In the darkness on High Point Road, I drove past Restore. Its light were off; the store was closed. With a shrug, I headed to Earth Fare for vittles, a fun place to be.
What I hadn’t expected to find jumped me. Play It Again, Sam! was open next door to the grocery. Almost jubilant, I hurried to their used glove section. Because this Sunday, weather permitting, will be the first practice for my softball team, I needed to get a glove I had to have to play.
They had dozens. Only one, old and pliable black leather with red ribbing, fit. Unlike the almost new $75 glove, the one I bought was a steal at $7.98. I felt like a kid ready for Little League tryouts.
Jubilant, I drove home with bags full of essentials.
Messages were waiting for me there. One from my younger daughter, a clarification and a correction I needed to make. I responded with hugs and a promise to do better.
That said, I opened a message from Tim on Long Island about an LTV event he wanted to schedule for Poetry Month. Poets were needed; but the show was local. I suspected that my drawl would have disqualified me even if I applied using my partner’s New York address.

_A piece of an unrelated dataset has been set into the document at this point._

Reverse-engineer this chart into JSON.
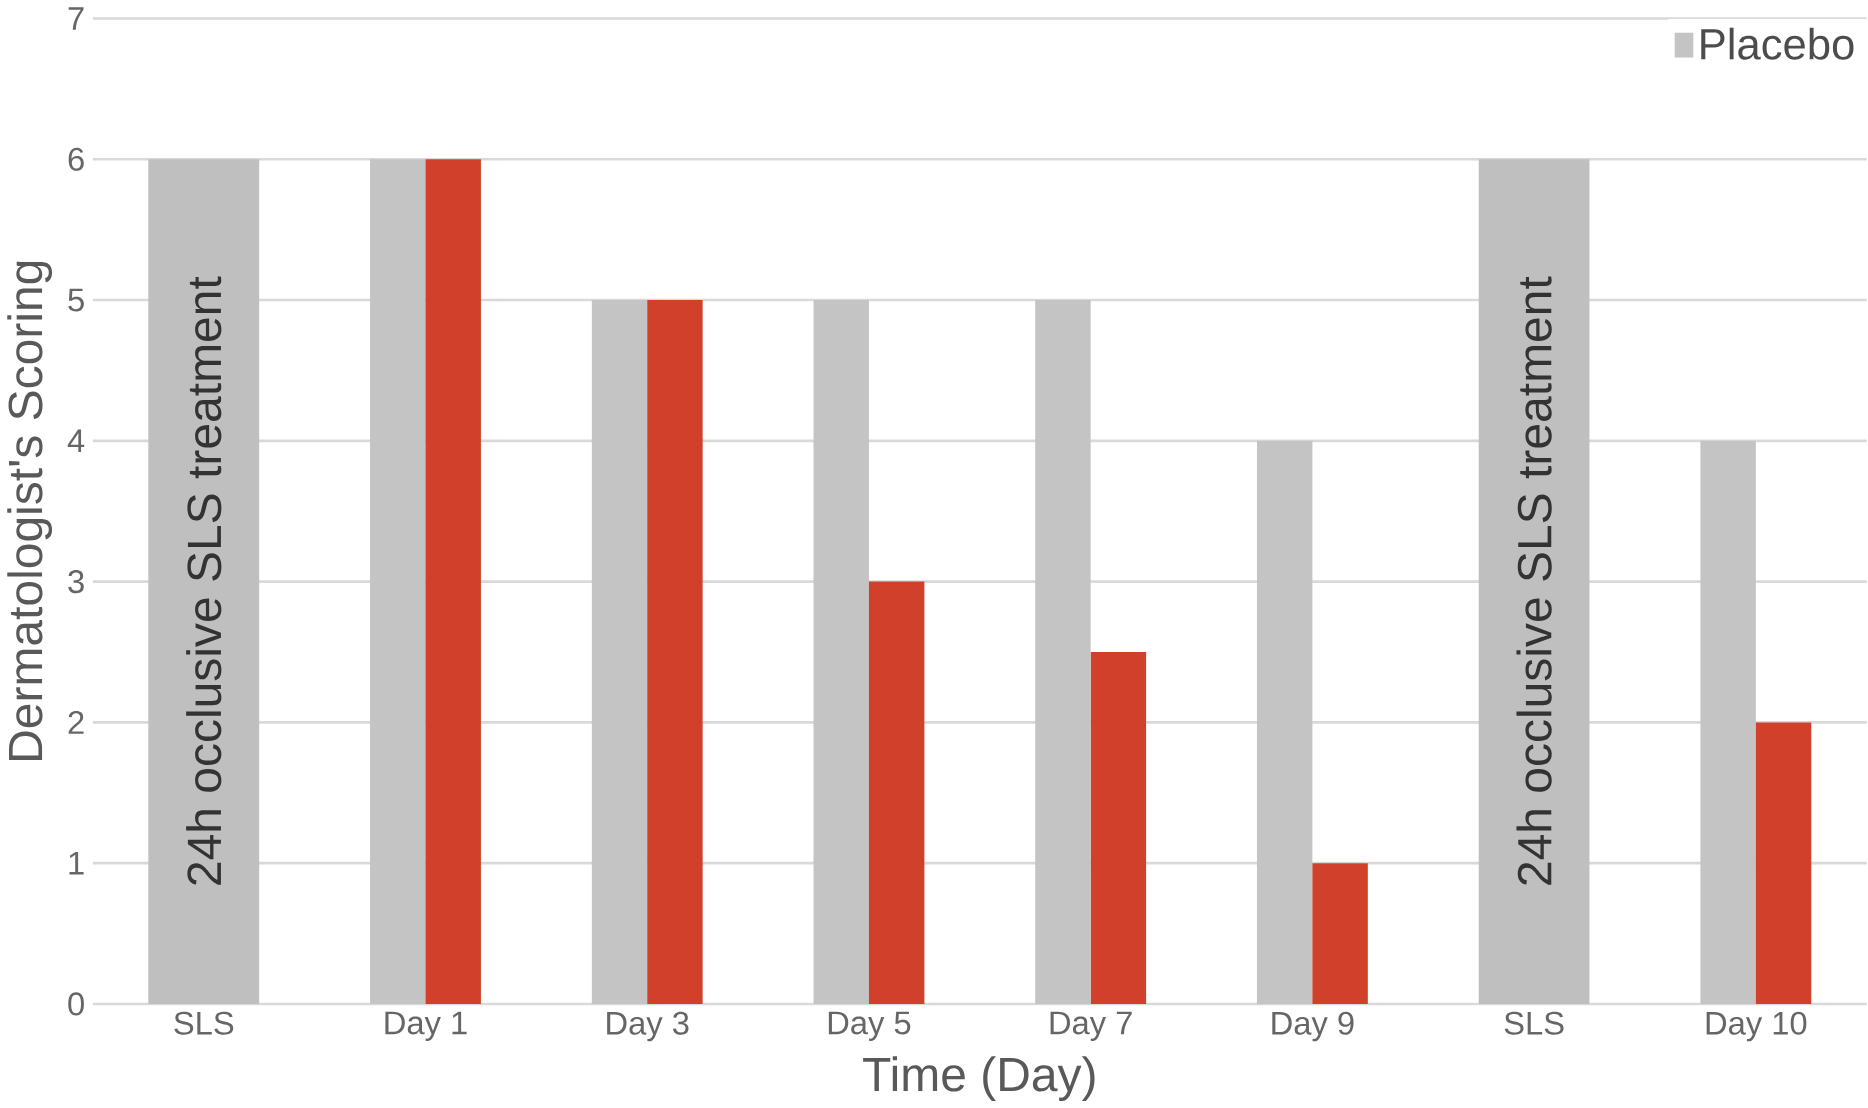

Still, I was glad to read about the planning of an event that would compliment those of the American Academy of Poets [please see Poets.org]. There would be lots to do and listen to even if I wouldn’t be able to read.
That was important to me, especially now as I design a course I’m to teach this summer at the Community College. Although it’s called English 217, I’ll be teaching about how to write poetry. Only five weeks long, my course will be a challenge to create in many ways.
I’d been asked to name a book for my class. Until I’d received Tim’s message, I wasn’t sure what it would be. For a five week course, I knew any book I assigned would have to be short and insightful, concise and relevant---a lot to ask of any text.
Thanks to Tim sent, I found it. On the American Academy’s site was this announcement:
Inspired by Letters to a Young Poet, the collection of Rainer Maria Rilke's written exchange with an aspiring poet, this April, we are inviting students to engage with poetry by handwriting letters to the acclaimed poets who serve on the Academy's Board of Chancellors.
Rilke’s book, ten letters long, offers more to any fledgling poet than almost any other I had considered. Because I regard any poet at any age (or stage) to be fledgling, I rejoiced at the thought of using Letters To A Young Poet.
An end had come to another good day. I slipped into my new glove, pounded my softball into it, and tried to picture myself trotting on to the field for Sunday’s first practice.
Although my team is part of a 65 and older league, I felt like a kid ready for vie for a spot on the first team roster. Rilke might have sensed a poem in the making were he to see me when I approach the pitcher’s mound.